The term "reconcile" means to reestablish friendly relations between two parties who are estranged. Because of what Christ did, we can have peace with God, and also we are given the ministry of this reconciliation! When we give the gospel we give people an opportunity to have peace with God.
Romans 5:10 For if, when we were enemies, we were reconciled to God by the death of his Son, much more, being reconciled, we shall be saved by his life.
19 To wit, that God was in Christ, reconciling the world unto himself, not imputing their trespasses unto them; and hath committed unto us the word of reconciliation.
This is an interesting verse and can have slightly different meanings depending on where you put the comma. Was God in Christ (meaning, Christ is God) reconciling, OR was God by way of Christ reconciling?
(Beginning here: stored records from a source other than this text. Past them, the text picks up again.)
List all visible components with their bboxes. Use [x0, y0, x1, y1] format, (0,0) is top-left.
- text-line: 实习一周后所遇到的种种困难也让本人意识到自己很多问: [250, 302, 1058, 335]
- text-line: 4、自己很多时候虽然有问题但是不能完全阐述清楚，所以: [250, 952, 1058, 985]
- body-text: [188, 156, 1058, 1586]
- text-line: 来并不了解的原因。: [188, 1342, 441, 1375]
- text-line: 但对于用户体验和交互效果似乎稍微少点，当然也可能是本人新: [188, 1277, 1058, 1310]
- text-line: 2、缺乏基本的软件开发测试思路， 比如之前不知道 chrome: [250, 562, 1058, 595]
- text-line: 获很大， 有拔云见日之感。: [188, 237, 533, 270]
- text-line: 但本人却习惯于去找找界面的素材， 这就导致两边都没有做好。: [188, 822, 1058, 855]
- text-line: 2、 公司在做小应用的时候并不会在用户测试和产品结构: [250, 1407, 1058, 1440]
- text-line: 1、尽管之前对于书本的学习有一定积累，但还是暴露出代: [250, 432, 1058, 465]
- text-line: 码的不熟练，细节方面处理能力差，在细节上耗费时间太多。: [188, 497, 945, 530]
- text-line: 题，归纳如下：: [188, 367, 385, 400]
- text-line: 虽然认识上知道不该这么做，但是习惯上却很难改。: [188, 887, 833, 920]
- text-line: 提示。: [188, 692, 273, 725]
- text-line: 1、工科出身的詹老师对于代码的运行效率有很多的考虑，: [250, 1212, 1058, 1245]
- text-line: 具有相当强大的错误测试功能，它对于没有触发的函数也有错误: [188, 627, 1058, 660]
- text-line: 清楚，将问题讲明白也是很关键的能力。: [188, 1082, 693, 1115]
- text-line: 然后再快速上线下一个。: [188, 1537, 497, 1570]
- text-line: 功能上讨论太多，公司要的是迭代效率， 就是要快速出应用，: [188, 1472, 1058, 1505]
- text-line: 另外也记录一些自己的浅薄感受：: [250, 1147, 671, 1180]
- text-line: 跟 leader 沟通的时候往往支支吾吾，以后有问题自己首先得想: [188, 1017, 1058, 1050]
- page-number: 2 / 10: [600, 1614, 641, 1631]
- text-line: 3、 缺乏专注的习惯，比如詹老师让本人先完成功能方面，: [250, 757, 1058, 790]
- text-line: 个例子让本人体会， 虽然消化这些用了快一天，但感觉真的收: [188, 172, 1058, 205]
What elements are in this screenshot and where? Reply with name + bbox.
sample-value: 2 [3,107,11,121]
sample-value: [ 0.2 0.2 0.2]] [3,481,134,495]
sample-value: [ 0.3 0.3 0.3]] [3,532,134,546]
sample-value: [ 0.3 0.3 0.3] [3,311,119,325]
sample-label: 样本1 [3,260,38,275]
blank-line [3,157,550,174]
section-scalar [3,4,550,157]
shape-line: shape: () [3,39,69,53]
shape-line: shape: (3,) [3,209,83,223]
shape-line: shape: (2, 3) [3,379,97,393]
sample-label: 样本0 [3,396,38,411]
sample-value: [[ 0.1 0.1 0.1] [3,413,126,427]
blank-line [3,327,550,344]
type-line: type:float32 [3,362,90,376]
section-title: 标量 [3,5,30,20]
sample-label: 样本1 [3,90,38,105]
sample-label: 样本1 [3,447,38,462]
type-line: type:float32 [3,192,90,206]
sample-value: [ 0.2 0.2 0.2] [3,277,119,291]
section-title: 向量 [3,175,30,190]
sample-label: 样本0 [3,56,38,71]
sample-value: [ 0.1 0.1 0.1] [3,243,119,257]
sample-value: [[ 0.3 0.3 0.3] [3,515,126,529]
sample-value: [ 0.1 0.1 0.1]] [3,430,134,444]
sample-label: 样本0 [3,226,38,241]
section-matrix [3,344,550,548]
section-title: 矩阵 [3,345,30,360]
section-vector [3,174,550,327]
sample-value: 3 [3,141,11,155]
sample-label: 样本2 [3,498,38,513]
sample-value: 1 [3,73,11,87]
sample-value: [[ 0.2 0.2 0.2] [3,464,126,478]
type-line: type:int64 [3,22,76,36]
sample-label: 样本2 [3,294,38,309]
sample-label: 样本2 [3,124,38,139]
Both are true statements
This is the "substitutional atonement" - this verse and the last verse. God the Son by condescending into the human condition being manifest in the flesh and dying for the sins of the world, reconciled us to God the Father by imputing our sins to Christ instead of us. Christ died for all of our sins, past, present, and future. He took it all on Himself.
Hebrews 8:12 For I will be merciful to their unrighteousness, and their sins and their iniquities will I remember no more.
Hebrews 10:17 And their sins and iniquities will I remember no more.
Psalm 32:2 Blessed is the man unto whom the Lord imputeth not iniquity, and in whose spirit there is no guile.
20 Now then we are ambassadors for Christ, as though God did beseech you by us: we pray you in Christ's stead, be ye reconciled to God.
As ambassadors, we represent Christ here on earth. That is our duty. What a tremendous responsibility. This was Paul's duty and again a defense of his ministry that he is an ambassador speaking on behalf of the Lord.
As ambassadors, our word spoken (which carries the weight as if God spoke it because we are quoting Scripture) is, "be ye reconciled to God."
Adam Clarke, "Ambassador is a person sent from one sovereign power to another; and is supposed to represent the person of the sovereign by whom he is deputed."
21 For he hath made him to be sin for us, who knew no sin; that we might be made the righteousness of God in him.
The Father imputed our sin onto Jesus who remained sinless in Himself, just as Christ's righteousness is imputed onto us even though we remain sinners.
1 Peter 2:24 Who his own self bare our sins in his own body on the tree, that we, being dead to sins, should live unto righteousness: by whose stripes ye were healed.